In Asia Pacific, by contrast, start up of the MDI and TDI plants in Caojing, China, in 2006 contributed to the rise in earnings, BASF commented. Generally new capacity started up in 2006/7 aided higher sales in Asia Pacific and in Europe, the group said.
Higher sales volumes contributed to a further rise in operating income, and BASF said it was "largely able to pass on significantly higher raw material and energy costs in the form of higher sales prices."
Characterising polyurethanes as a market with "dynamic global growth and persistently high raw material and energy prices," BASF stressed that "it will call for concentrated effort to match the very strong earnings level of 2007 due to new plant start-ups."

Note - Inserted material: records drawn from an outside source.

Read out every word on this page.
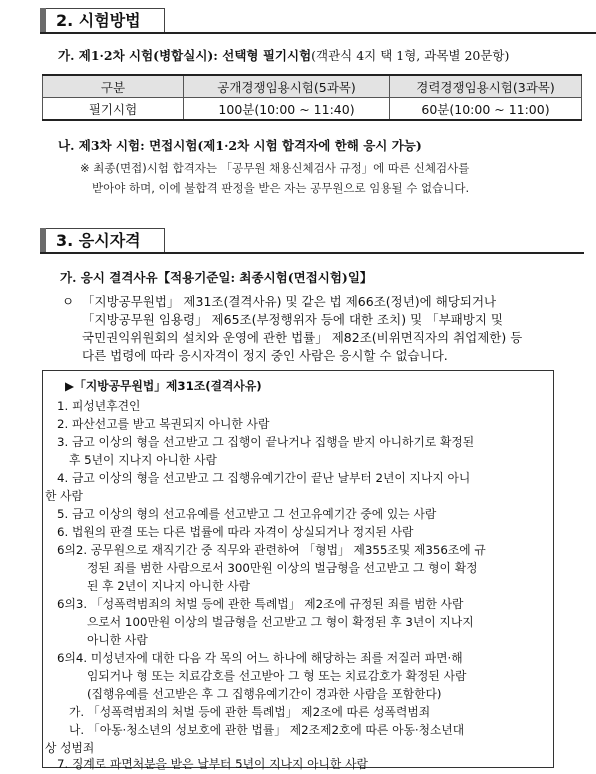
2. 시험방법
가. 제1·2차 시험(병합실시): 선택형 필기시험(객관식 4지 택 1형, 과목별 20문항)
구분	공개경쟁임용시험(5과목)	경력경쟁임용시험(3과목)
필기시험	100분(10:00 ~ 11:40)	60분(10:00 ~ 11:00)
나. 제3차 시험: 면접시험(제1·2차 시험 합격자에 한해 응시 가능)
※ 최종(면접)시험 합격자는 「공무원 채용신체검사 규정」에 따른 신체검사를
받아야 하며, 이에 불합격 판정을 받은 자는 공무원으로 임용될 수 없습니다.
3. 응시자격
가. 응시 결격사유【적용기준일: 최종시험(면접시험)일】
ㅇ 「지방공무원법」 제31조(결격사유) 및 같은 법 제66조(정년)에 해당되거나
「지방공무원 임용령」 제65조(부정행위자 등에 대한 조치) 및 「부패방지 및
국민권익위원회의 설치와 운영에 관한 법률」 제82조(비위면직자의 취업제한) 등
다른 법령에 따라 응시자격이 정지 중인 사람은 응시할 수 없습니다.
▶「지방공무원법」제31조(결격사유)
1. 피성년후견인
2. 파산선고를 받고 복권되지 아니한 사람
3. 금고 이상의 형을 선고받고 그 집행이 끝나거나 집행을 받지 아니하기로 확정된
후 5년이 지나지 아니한 사람
4. 금고 이상의 형을 선고받고 그 집행유예기간이 끝난 날부터 2년이 지나지 아니
한 사람
5. 금고 이상의 형의 선고유예를 선고받고 그 선고유예기간 중에 있는 사람
6. 법원의 판결 또는 다른 법률에 따라 자격이 상실되거나 정지된 사람
6의2. 공무원으로 재직기간 중 직무와 관련하여 「형법」 제355조및 제356조에 규
정된 죄를 범한 사람으로서 300만원 이상의 벌금형을 선고받고 그 형이 확정
된 후 2년이 지나지 아니한 사람
6의3. 「성폭력범죄의 처벌 등에 관한 특례법」 제2조에 규정된 죄를 범한 사람
으로서 100만원 이상의 벌금형을 선고받고 그 형이 확정된 후 3년이 지나지
아니한 사람
6의4. 미성년자에 대한 다음 각 목의 어느 하나에 해당하는 죄를 저질러 파면·해
임되거나 형 또는 치료감호를 선고받아 그 형 또는 치료감호가 확정된 사람
(집행유예를 선고받은 후 그 집행유예기간이 경과한 사람을 포함한다)
가. 「성폭력범죄의 처벌 등에 관한 특례법」 제2조에 따른 성폭력범죄
나. 「아동·청소년의 성보호에 관한 법률」 제2조제2호에 따른 아동·청소년대
상 성범죄
7. 징계로 파면처분을 받은 날부터 5년이 지나지 아니한 사람
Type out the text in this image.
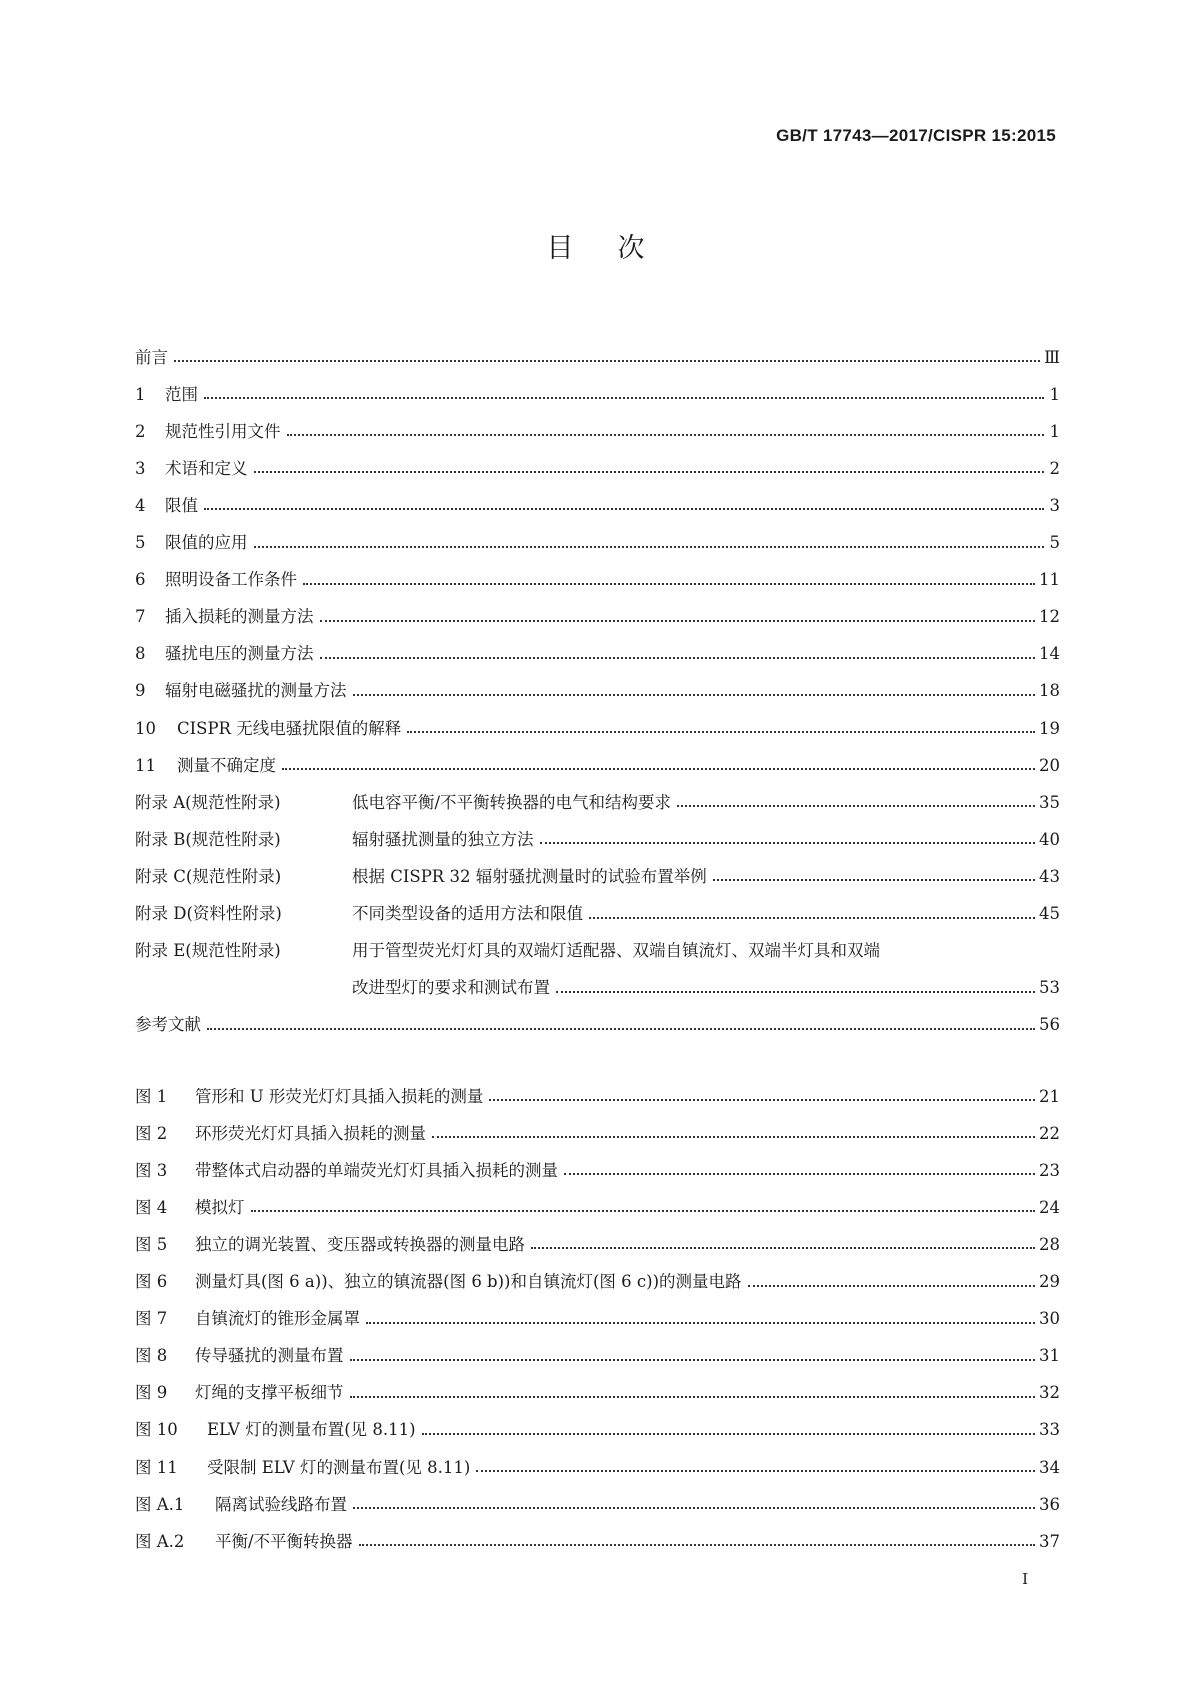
GB/T 17743—2017/CISPR 15:2015
目次
前言	Ⅲ
1	范围	1
2	规范性引用文件	1
3	术语和定义	2
4	限值	3
5	限值的应用	5
6	照明设备工作条件	11
7	插入损耗的测量方法	12
8	骚扰电压的测量方法	14
9	辐射电磁骚扰的测量方法	18
10	CISPR 无线电骚扰限值的解释	19
11	测量不确定度	20
附录 A(规范性附录)	低电容平衡/不平衡转换器的电气和结构要求	35
附录 B(规范性附录)	辐射骚扰测量的独立方法	40
附录 C(规范性附录)	根据 CISPR 32 辐射骚扰测量时的试验布置举例	43
附录 D(资料性附录)	不同类型设备的适用方法和限值	45
附录 E(规范性附录)	用于管型荧光灯灯具的双端灯适配器、双端自镇流灯、双端半灯具和双端
改进型灯的要求和测试布置	53
参考文献	56
图 1	管形和 U 形荧光灯灯具插入损耗的测量	21
图 2	环形荧光灯灯具插入损耗的测量	22
图 3	带整体式启动器的单端荧光灯灯具插入损耗的测量	23
图 4	模拟灯	24
图 5	独立的调光装置、变压器或转换器的测量电路	28
图 6	测量灯具(图 6 a))、独立的镇流器(图 6 b))和自镇流灯(图 6 c))的测量电路	29
图 7	自镇流灯的锥形金属罩	30
图 8	传导骚扰的测量布置	31
图 9	灯绳的支撑平板细节	32
图 10	ELV 灯的测量布置(见 8.11)	33
图 11	受限制 ELV 灯的测量布置(见 8.11)	34
图 A.1	隔离试验线路布置	36
图 A.2	平衡/不平衡转换器	37
I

BASF expects business to develop positively in 2008, said chairman Dr Juergen Hambrecht, at the group's 21 Feb results press conference.
BASF's business planning assumes a moderate slowdown in global economic growth and global chemical production to 2.8 percent, with declining interest rates in the US and moderate knock-on effects in Europe, and an average exchange rate of $1.45 per euro. Other assumptions include average oil price of $78 per barrel, Hambrecht pointed out.
But he listed possible risks for 2008, including: continuing uncertainty due to the global credit crisis; unfavourable developments in the construction and automotive industries; increasing imbalance in exchange rates; continuing high prices of raw materials, in particular oil; and an aggravation of geopolitical tensions.
"Assuming that there are no changes to our portfolio, we aim to increase sales and improve income before special items slightly in 2008. We aim to grow faster than the chemical market each year, and we are convinced that BASF will earn at least its cost of capital in any given year," Hambrecht concluded.
PIC: Juergen Hambrecht, BASF chairman, speaking at the results meeting 21 Feb.